If you make this recipe, please let me know what you think! I would so appreciate you leaving a star rating and/or comment below. And don't forget to share a photo on Instagram or Facebook and mention @CleanPlateMama!
Eat Clean.Be Well!
Raspberry Overnight Oats
- 1 cup rolled oats (certified gluten free if needed)
- 1 ¼ cup milk of choice (see notes)
- ¼ cup hemp seeds
- 1 cup frozen raspberries (no sugar added)
- 2 tbsp. sliced almonds
- 2 tbsp. almond butter
- Use 2 pint sized mason jars for individual servings. Place ½ cups oats, ½ cup + 2 tbsp. milk, and 2 tbsp. hemp seeds in each jar. Stir until oats are fully submerged in the milk.

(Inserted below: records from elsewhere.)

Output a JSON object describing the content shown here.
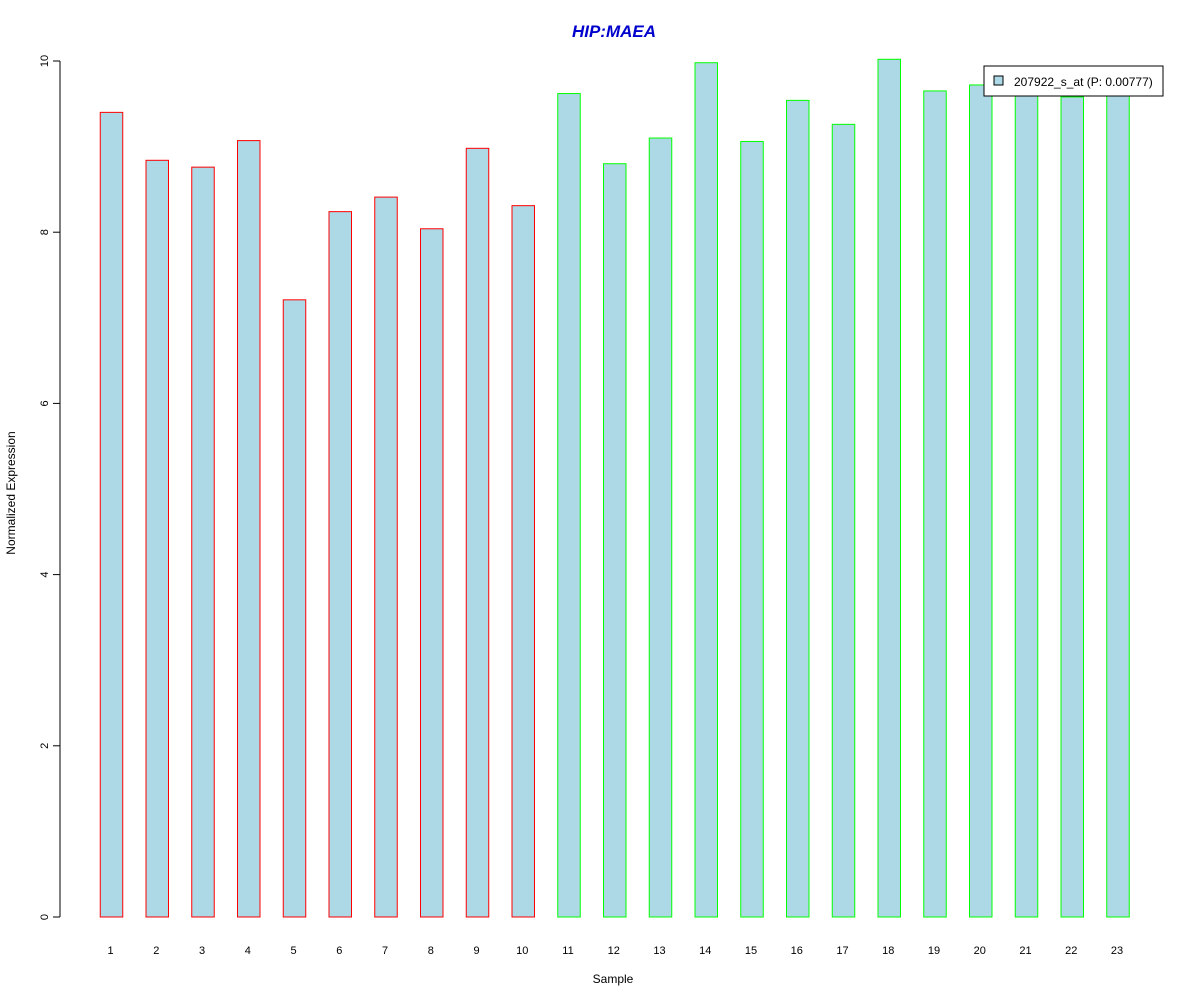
{
  "chart_data": {
    "type": "bar",
    "title": "HIP:MAEA",
    "xlabel": "Sample",
    "ylabel": "Normalized Expression",
    "categories": [
      "1",
      "2",
      "3",
      "4",
      "5",
      "6",
      "7",
      "8",
      "9",
      "10",
      "11",
      "12",
      "13",
      "14",
      "15",
      "16",
      "17",
      "18",
      "19",
      "20",
      "21",
      "22",
      "23"
    ],
    "series": [
      {
        "name": "207922_s_at (P: 0.00777)",
        "values": [
          9.4,
          8.84,
          8.76,
          9.07,
          7.21,
          8.24,
          8.41,
          8.04,
          8.98,
          8.31,
          9.62,
          8.8,
          9.1,
          9.98,
          9.06,
          9.54,
          9.26,
          10.02,
          9.65,
          9.72,
          9.6,
          9.58,
          9.61
        ]
      }
    ],
    "group_membership": [
      "red",
      "red",
      "red",
      "red",
      "red",
      "red",
      "red",
      "red",
      "red",
      "red",
      "green",
      "green",
      "green",
      "green",
      "green",
      "green",
      "green",
      "green",
      "green",
      "green",
      "green",
      "green",
      "green"
    ],
    "yticks": [
      0,
      2,
      4,
      6,
      8,
      10
    ],
    "ylim": [
      0,
      10
    ],
    "grid": false,
    "legend_position": "top-right",
    "colors": {
      "bar_fill": "#add8e6",
      "red_border": "#ff0000",
      "green_border": "#00ff00",
      "title": "#0000cd"
    }
  }
}
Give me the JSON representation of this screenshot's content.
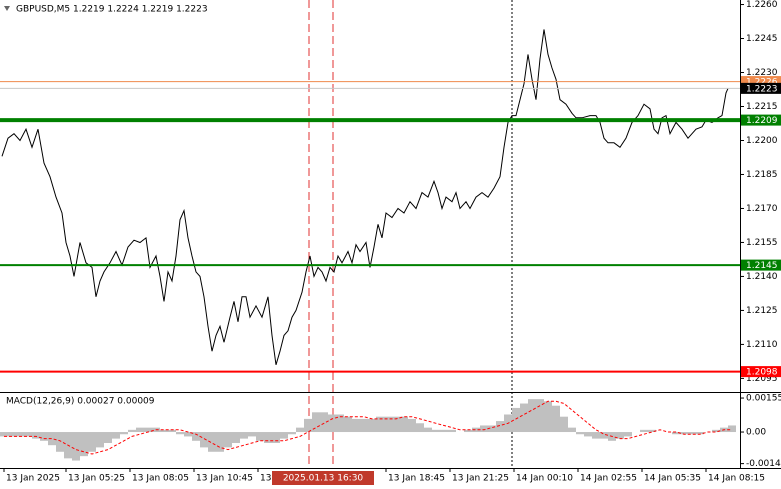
{
  "chart_data": [
    {
      "type": "line",
      "title": "GBPUSD,M5 1.2219 1.2224 1.2219 1.2223",
      "x": [
        -1,
        2,
        5,
        8,
        11,
        14,
        17,
        20,
        23,
        26,
        29,
        31,
        33,
        35,
        38,
        41,
        44,
        46,
        48,
        50,
        53,
        56,
        59,
        62,
        65,
        68,
        71,
        73,
        76,
        78,
        80,
        82,
        84,
        86,
        88,
        90,
        92,
        94,
        96,
        98,
        100,
        102,
        104,
        106,
        108,
        110,
        113,
        115,
        117,
        119,
        121,
        123,
        126,
        129,
        132,
        134,
        136,
        138,
        140,
        142,
        144,
        146,
        149,
        151,
        153,
        155,
        157,
        159,
        161,
        163,
        165,
        167,
        169,
        172,
        174,
        176,
        178,
        181,
        183,
        185,
        187,
        189,
        191,
        194,
        197,
        200,
        203,
        206,
        209,
        212,
        215,
        217,
        219,
        221,
        224,
        226,
        228,
        231,
        233,
        236,
        239,
        242,
        245,
        248,
        250,
        252,
        254,
        256,
        258,
        260,
        262,
        264,
        266,
        268,
        270,
        272,
        274,
        276,
        278,
        281,
        284,
        286,
        289,
        293,
        296,
        298,
        300,
        302,
        305,
        308,
        311,
        314,
        317,
        320,
        323,
        325,
        327,
        329,
        331,
        333,
        336,
        339,
        342,
        344,
        346,
        349,
        351,
        354,
        357,
        359,
        361,
        362
      ],
      "series": [
        {
          "color": "#000000",
          "values": [
            1.2193,
            1.2201,
            1.2203,
            1.22,
            1.2205,
            1.2197,
            1.2205,
            1.219,
            1.2184,
            1.2175,
            1.2168,
            1.2155,
            1.2149,
            1.214,
            1.2155,
            1.2146,
            1.2144,
            1.2131,
            1.2138,
            1.2142,
            1.2146,
            1.2151,
            1.2145,
            1.2153,
            1.2156,
            1.2155,
            1.2157,
            1.2144,
            1.2149,
            1.214,
            1.2129,
            1.2142,
            1.2138,
            1.2149,
            1.2165,
            1.2169,
            1.2157,
            1.2149,
            1.2142,
            1.214,
            1.2131,
            1.2118,
            1.2107,
            1.2114,
            1.2118,
            1.2111,
            1.2122,
            1.2129,
            1.212,
            1.2131,
            1.2131,
            1.2122,
            1.2127,
            1.2122,
            1.2131,
            1.2114,
            1.2101,
            1.2107,
            1.2114,
            1.2116,
            1.2122,
            1.2125,
            1.2133,
            1.2142,
            1.2149,
            1.214,
            1.2144,
            1.2142,
            1.2138,
            1.2144,
            1.2142,
            1.2149,
            1.2146,
            1.2151,
            1.2146,
            1.2154,
            1.2151,
            1.2155,
            1.2144,
            1.2153,
            1.2163,
            1.2157,
            1.2168,
            1.2166,
            1.217,
            1.2168,
            1.2173,
            1.217,
            1.2177,
            1.2175,
            1.2182,
            1.2177,
            1.217,
            1.2175,
            1.2173,
            1.2177,
            1.217,
            1.2173,
            1.217,
            1.2175,
            1.2177,
            1.2175,
            1.2179,
            1.2184,
            1.2197,
            1.2208,
            1.2211,
            1.2211,
            1.2218,
            1.2225,
            1.2238,
            1.2227,
            1.2218,
            1.2236,
            1.2249,
            1.2238,
            1.2232,
            1.2227,
            1.2218,
            1.2216,
            1.2212,
            1.221,
            1.221,
            1.2211,
            1.2211,
            1.2208,
            1.2201,
            1.2199,
            1.2199,
            1.2197,
            1.2201,
            1.2208,
            1.2211,
            1.2216,
            1.2214,
            1.2205,
            1.2203,
            1.221,
            1.2211,
            1.2203,
            1.2208,
            1.2205,
            1.2201,
            1.2203,
            1.2205,
            1.2206,
            1.2209,
            1.2208,
            1.221,
            1.2211,
            1.2221,
            1.2223
          ]
        }
      ],
      "xlim": [
        -2,
        368
      ],
      "ylim": [
        1.2089,
        1.2262
      ],
      "yticks": [
        {
          "value": 1.226,
          "label": "1.2260"
        },
        1.2245,
        {
          "value": 1.223,
          "label": "1.2230"
        },
        1.2215,
        {
          "value": 1.22,
          "label": "1.2200"
        },
        1.2185,
        {
          "value": 1.217,
          "label": "1.2170"
        },
        1.2155,
        {
          "value": 1.214,
          "label": "1.2140"
        },
        1.2125,
        {
          "value": 1.211,
          "label": "1.2110"
        },
        1.2095
      ],
      "xticks": [
        {
          "value": 0,
          "label": "13 Jan 2025"
        },
        {
          "value": 31,
          "label": "13 Jan 05:25"
        },
        {
          "value": 63,
          "label": "13 Jan 08:05"
        },
        {
          "value": 95,
          "label": "13 Jan 10:45"
        },
        {
          "value": 127,
          "label": "13 Jan 13:25"
        },
        {
          "value": 191,
          "label": "13 Jan 18:45"
        },
        {
          "value": 223,
          "label": "13 Jan 21:25"
        },
        {
          "value": 255,
          "label": "14 Jan 00:10"
        },
        {
          "value": 287,
          "label": "14 Jan 02:55"
        },
        {
          "value": 319,
          "label": "14 Jan 05:35"
        },
        {
          "value": 351,
          "label": "14 Jan 08:15"
        }
      ],
      "hlines": [
        {
          "value": 1.2226,
          "color": "#ef8a4c",
          "box_color": "#ef8a4c",
          "width": 1
        },
        {
          "value": 1.2223,
          "color": "#c8c8c8",
          "box_color": "#000000",
          "width": 1
        },
        {
          "value": 1.2209,
          "color": "#008000",
          "box_color": "#008000",
          "width": 4
        },
        {
          "value": 1.2145,
          "color": "#008000",
          "box_color": "#008000",
          "width": 2
        },
        {
          "value": 1.2098,
          "color": "#ff0000",
          "box_color": "#ff0000",
          "width": 2
        }
      ],
      "crosshair_label": "2025.01.13 16:30",
      "grid": false
    },
    {
      "type": "bar",
      "title": "MACD(12,26,9) 0.00027 0.00009",
      "x": [
        0,
        4,
        8,
        12,
        16,
        20,
        24,
        28,
        32,
        36,
        40,
        44,
        48,
        52,
        56,
        60,
        64,
        68,
        72,
        76,
        80,
        84,
        88,
        92,
        96,
        100,
        104,
        108,
        112,
        116,
        120,
        124,
        128,
        132,
        136,
        140,
        144,
        148,
        152,
        156,
        160,
        164,
        168,
        172,
        176,
        180,
        184,
        188,
        192,
        196,
        200,
        204,
        208,
        212,
        216,
        220,
        224,
        228,
        232,
        236,
        240,
        244,
        248,
        252,
        256,
        260,
        264,
        268,
        272,
        276,
        280,
        284,
        288,
        292,
        296,
        300,
        304,
        308,
        312,
        316,
        320,
        324,
        328,
        332,
        336,
        340,
        344,
        348,
        352,
        356,
        360,
        364
      ],
      "series": [
        {
          "type": "bar",
          "color": "#c0c0c0",
          "values": [
            -0.0002,
            -0.0002,
            -0.0002,
            -0.0002,
            -0.0003,
            -0.0004,
            -0.0006,
            -0.0009,
            -0.0012,
            -0.0013,
            -0.0011,
            -0.0009,
            -0.0007,
            -0.0005,
            -0.0003,
            -0.0001,
            0.0001,
            0.0002,
            0.0002,
            0.0002,
            0.0001,
            0.0001,
            -0.0001,
            -0.0002,
            -0.0004,
            -0.0007,
            -0.0009,
            -0.0009,
            -0.0007,
            -0.0005,
            -0.0003,
            -0.0002,
            -0.0004,
            -0.0005,
            -0.0005,
            -0.0003,
            -0.0001,
            0.0002,
            0.0006,
            0.0009,
            0.0009,
            0.0008,
            0.0008,
            0.0007,
            0.0006,
            0.0006,
            0.0006,
            0.0007,
            0.0007,
            0.0007,
            0.0007,
            0.0006,
            0.0004,
            0.0002,
            0.0001,
            0.0001,
            0.0001,
            0,
            0.0001,
            0.0002,
            0.0003,
            0.0003,
            0.0005,
            0.0008,
            0.0011,
            0.0013,
            0.0015,
            0.0015,
            0.0014,
            0.0012,
            0.0007,
            0.0002,
            -0.0001,
            -0.0002,
            -0.0003,
            -0.0003,
            -0.0004,
            -0.0003,
            -0.0002,
            0,
            0.0001,
            0.0001,
            0,
            0,
            -0.0001,
            -0.0001,
            -0.0001,
            -0.0001,
            0,
            0.0001,
            0.0002,
            0.0003
          ]
        },
        {
          "type": "line",
          "color": "#ff0000",
          "dashed": true,
          "values": [
            -0.0002,
            -0.0002,
            -0.0002,
            -0.0002,
            -0.0002,
            -0.0003,
            -0.0003,
            -0.0004,
            -0.0006,
            -0.0008,
            -0.0009,
            -0.001,
            -0.0009,
            -0.0008,
            -0.0006,
            -0.0004,
            -0.0002,
            -0.0001,
            0,
            0.0001,
            0.0001,
            0.0001,
            0.0001,
            0,
            -0.0001,
            -0.0003,
            -0.0005,
            -0.0007,
            -0.0008,
            -0.0007,
            -0.0006,
            -0.0005,
            -0.0004,
            -0.0004,
            -0.0004,
            -0.0004,
            -0.0003,
            -0.0002,
            0,
            0.0002,
            0.0004,
            0.0006,
            0.0007,
            0.0007,
            0.0007,
            0.0007,
            0.0006,
            0.0006,
            0.0006,
            0.0006,
            0.0007,
            0.0007,
            0.0006,
            0.0005,
            0.0004,
            0.0003,
            0.0002,
            0.0001,
            0.0001,
            0.0001,
            0.0001,
            0.0002,
            0.0003,
            0.0004,
            0.0006,
            0.0008,
            0.001,
            0.0012,
            0.0014,
            0.0014,
            0.0013,
            0.001,
            0.0007,
            0.0004,
            0.0001,
            -0.0001,
            -0.0002,
            -0.0003,
            -0.0003,
            -0.0002,
            -0.0001,
            0,
            0.0001,
            0,
            0,
            -0.0001,
            -0.0001,
            -0.0001,
            0,
            0,
            0.0001,
            0.0001
          ]
        }
      ],
      "xlim": [
        -2,
        368
      ],
      "ylim": [
        -0.00164,
        0.00178
      ],
      "yticks": [
        0.00155,
        {
          "value": 0,
          "label": "0.00"
        },
        -0.00144
      ]
    }
  ]
}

- Top each jar with ½ cup frozen raspberries and 1 tbsp. sliced almonds. You can either add 1 tbsp. of the almond butter now, or in the morning before eating.
- Cover each jar and refrigerate overnight.
- Stir all ingredients (add almond butter if needed) and enjoy!
- I use plain unsweetened almond milk, but any milk (dairy or non-dairy will work).
- I use pint-sized/16oz mason jars for each individual serving.
- If you don't need them in individual jars, you can combine all ingredients in one large container, or bowl, and divide servings out in the morning as needed.
- Feel free to add a little pure maple syrup or honey if you want yours a little bit sweeter.
- I like adding my almond butter in the morning so it's at room temperature. But you can easily add to the oats at night.
- If they are too thick for your liking, you can add more milk as needed in the morning.
- Oats will stay good in the fridge for up to 5 days.